I can get LLMs to write most CSS I need by treating it like a slot machine and pulling the handle till it spits out what I need, this doesnt cause me to learn CSS at all.
This allows me to focus my attention on important learning endeavors, things I actually want to learn and are not forced to simply because a vendor was sloppy and introduced a bug in v3.4.1.3.
LLMS excel when you can give them a lot of relevant context and they behave like an intelligent search function.
The real fun of programming is when it becomes a vector for modeling something, communicating that model to others, and talking about that model with others. That is what programming is, modeling. There's a domain you're operating within. Programming is a language you use to talk about part of it. It's annoying when a distracting and unessential detail derails this conversation.
Pure vibe coding is lazy, but I see no problem with AI assistants. They're not a difference in kind, but of degree. No one argues that we should throw away type checking, because it reduces the cognitive load needed to infer the types of expressions in dynamic languages in your head. The reduction in wasteful cognitive load is precisely the point.
Quoting Aristotle's Politics, "all paid employments [..] absorb and degrade the mind". There's a scale, arguably. There are intellectual activities that are more worthy and better elevate the mind, and there are those that absorb its attention, mold it according to base concerns, drag it into triviality, and take time away away from higher pursuits.
> It's annoying when a distracting and unessential detail derails this conversation
there is no such details.
The model (the program) and the simulation (the process) are intrinsically linked as the latter is what gives the former its semantic. The simulation apparatus may be noisy (when it’s own model blends into our own), but corrective and transformative models exists (abstraction).

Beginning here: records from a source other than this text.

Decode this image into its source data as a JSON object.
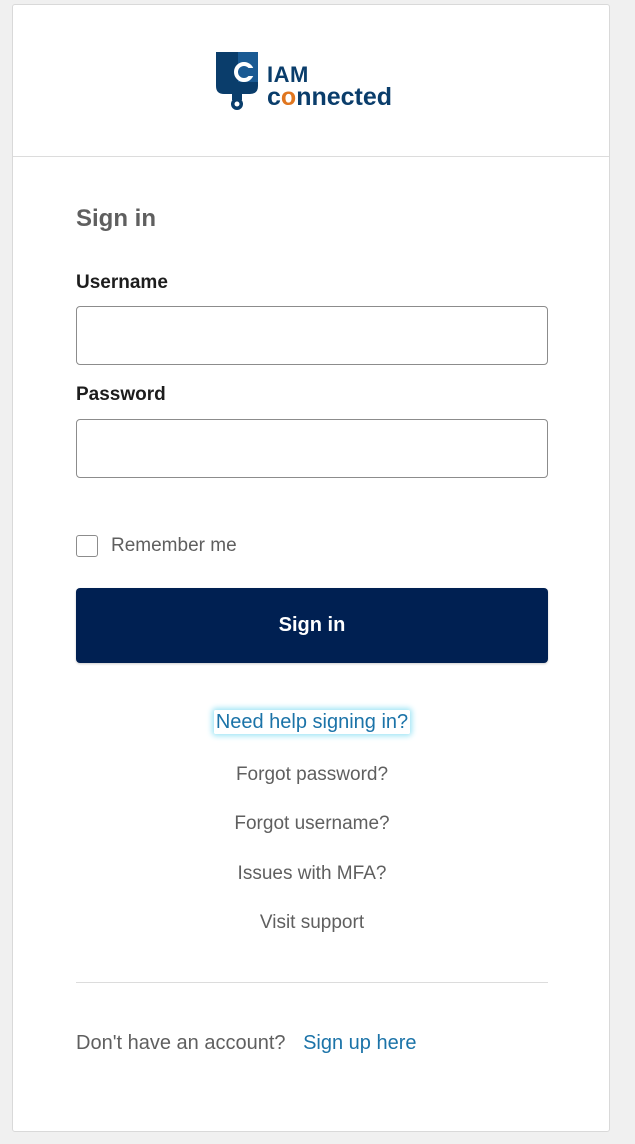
{
  "brand": {
    "logo_line1": "IAM",
    "logo_line2_prefix": "c",
    "logo_line2_accent": "o",
    "logo_line2_suffix": "nnected",
    "colors": {
      "primary": "#0a3d6b",
      "accent": "#e0761f",
      "button": "#002052",
      "link": "#1b73a8"
    }
  },
  "form": {
    "title": "Sign in",
    "username_label": "Username",
    "username_value": "",
    "password_label": "Password",
    "password_value": "",
    "remember_label": "Remember me",
    "remember_checked": false,
    "submit_label": "Sign in"
  },
  "help": {
    "title": "Need help signing in?",
    "links": [
      "Forgot password?",
      "Forgot username?",
      "Issues with MFA?",
      "Visit support"
    ]
  },
  "signup": {
    "prompt": "Don't have an account?",
    "link": "Sign up here"
  }
}
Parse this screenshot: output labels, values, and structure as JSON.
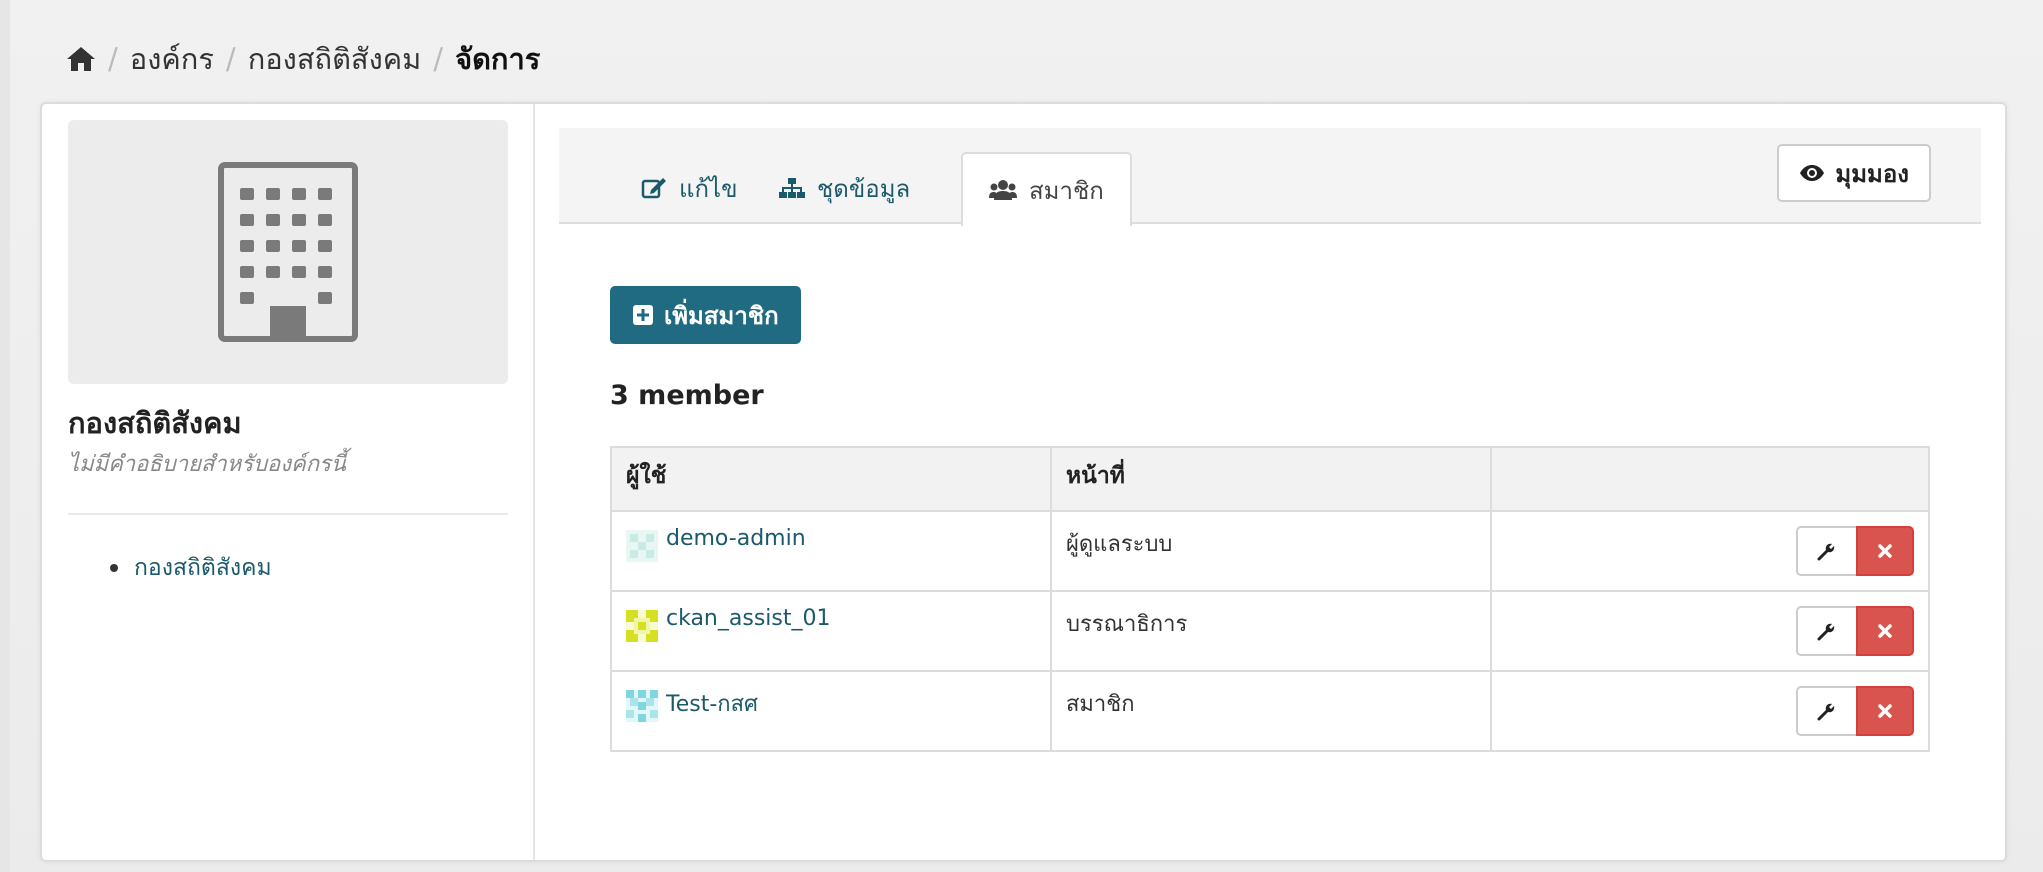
{
  "breadcrumb": {
    "home_icon": "home-icon",
    "items": [
      "องค์กร",
      "กองสถิติสังคม",
      "จัดการ"
    ]
  },
  "sidebar": {
    "org_image_icon": "building-icon",
    "org_title": "กองสถิติสังคม",
    "org_description": "ไม่มีคำอธิบายสำหรับองค์กรนี้",
    "links": [
      "กองสถิติสังคม"
    ]
  },
  "tabs": [
    {
      "label": "แก้ไข",
      "icon": "edit-icon",
      "active": false
    },
    {
      "label": "ชุดข้อมูล",
      "icon": "sitemap-icon",
      "active": false
    },
    {
      "label": "สมาชิก",
      "icon": "users-icon",
      "active": true
    }
  ],
  "view_button": {
    "label": "มุมมอง",
    "icon": "eye-icon"
  },
  "add_member_button": {
    "label": "เพิ่มสมาชิก",
    "icon": "plus-square-icon"
  },
  "member_count": "3 member",
  "table": {
    "headers": [
      "ผู้ใช้",
      "หน้าที่",
      ""
    ],
    "rows": [
      {
        "user": "demo-admin",
        "role": "ผู้ดูแลระบบ"
      },
      {
        "user": "ckan_assist_01",
        "role": "บรรณาธิการ"
      },
      {
        "user": "Test-กสศ",
        "role": "สมาชิก"
      }
    ],
    "edit_icon": "wrench-icon",
    "delete_icon": "times-icon"
  },
  "colors": {
    "accent": "#206b82",
    "link": "#1b5a6a",
    "danger": "#d9534f"
  }
}
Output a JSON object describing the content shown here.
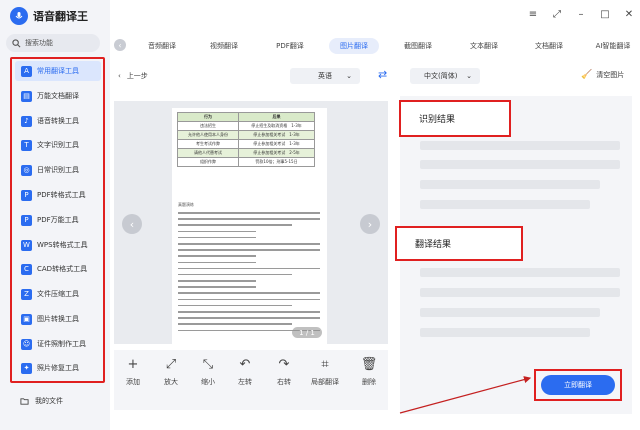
{
  "app": {
    "title": "语音翻译王",
    "brand_color": "#2b6cf0"
  },
  "window_controls": [
    "≡",
    "⤢",
    "–",
    "□",
    "✕"
  ],
  "search": {
    "placeholder": "搜索功能",
    "icon": "search-icon"
  },
  "sidebar": {
    "items": [
      {
        "label": "常用翻译工具",
        "icon": "translate-icon",
        "active": true
      },
      {
        "label": "万能文档翻译",
        "icon": "document-icon"
      },
      {
        "label": "语音转换工具",
        "icon": "voice-icon"
      },
      {
        "label": "文字识别工具",
        "icon": "text-recognition-icon"
      },
      {
        "label": "日常识别工具",
        "icon": "daily-recognition-icon"
      },
      {
        "label": "PDF转格式工具",
        "icon": "pdf-convert-icon"
      },
      {
        "label": "PDF万能工具",
        "icon": "pdf-tool-icon"
      },
      {
        "label": "WPS转格式工具",
        "icon": "wps-convert-icon"
      },
      {
        "label": "CAD转格式工具",
        "icon": "cad-convert-icon"
      },
      {
        "label": "文件压缩工具",
        "icon": "compress-icon"
      },
      {
        "label": "图片转换工具",
        "icon": "image-convert-icon"
      },
      {
        "label": "证件照制作工具",
        "icon": "id-photo-icon"
      },
      {
        "label": "照片修复工具",
        "icon": "photo-repair-icon"
      }
    ],
    "my_files": "我的文件"
  },
  "tabs": [
    "音频翻译",
    "视频翻译",
    "PDF翻译",
    "图片翻译",
    "截图翻译",
    "文本翻译",
    "文档翻译",
    "AI智能翻译"
  ],
  "active_tab": "图片翻译",
  "toolbar": {
    "back_label": "上一步",
    "source_lang": "英语",
    "target_lang": "中文(简体)",
    "clear_label": "清空图片"
  },
  "document": {
    "table_header": [
      "行为",
      "后果"
    ],
    "table_rows": [
      [
        "违法招生",
        "停止招生及取消资格　1-3年"
      ],
      [
        "允许他人使用本人身份",
        "停止参加相关考试　1-3年"
      ],
      [
        "考生考试作弊",
        "停止参加相关考试　1-3年"
      ],
      [
        "请他人代替考试",
        "停止参加相关考试　2-5年"
      ],
      [
        "组织作弊",
        "罚款10倍；刑事5-15日"
      ]
    ],
    "section_label": "真题演练",
    "page_indicator": "1 / 1"
  },
  "image_tools": [
    "添加",
    "放大",
    "缩小",
    "左转",
    "右转",
    "局部翻译",
    "删除"
  ],
  "results": {
    "recognition_title": "识别结果",
    "translation_title": "翻译结果",
    "translate_button": "立即翻译"
  }
}
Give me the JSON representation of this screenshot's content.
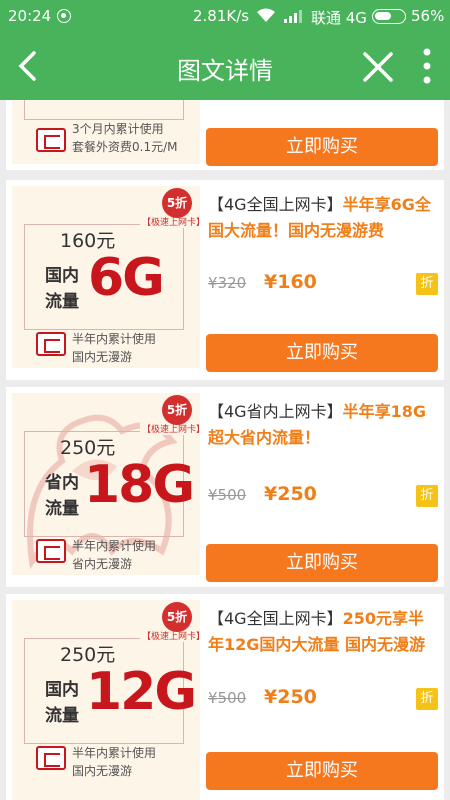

> No one argues that we should throw away type checking,…
That’s not a good comparison. Type checking helps with cognitive load in verifying correctness, but it does increase it, when you’re not sure of the final shape of the solution. It’s a bit like Pen vs Pencil in drawing. Pen is more durable and cleaner, while Pencil feels more adventurous.
As long as you can pattern match to get a solution, LLM can help you, but that does requires having encountered the pattern before to describe it. It can remove tediousness, but any creative usage is problematic as it has no restraints.
Are you really going to do that though? The whole point of using AI for coding is to crank shit out as fast as possible. If you’re gonna stop and try to “learn” everything, why not take that approach to begin with? You’re fooling yourself if you think “ok, give me the answer first then teach me” is the same as learning and being able to figure out the answer yourself.
It takes a lot of cajoling to get an LLM to produce a result I want to use. It takes no cajoling for me to do it myself.
The only time "AI" helps is in domains that I am unfamiliar with, and even then it's more miss than hit.
Quality is a different issue, sure.
I don’t even bother. Most of my use cases have been when I’m sure I’ve done the same type of work before (tests, crud query,…). I describe the structure of the code and let it replicate the pattern.
For any fundamental alteration, I bring out my vim/emacs-fu. But after a while, you start to have good abstractions, and you spend your time more on thinking than on coding (most solutions are a few lines of codes).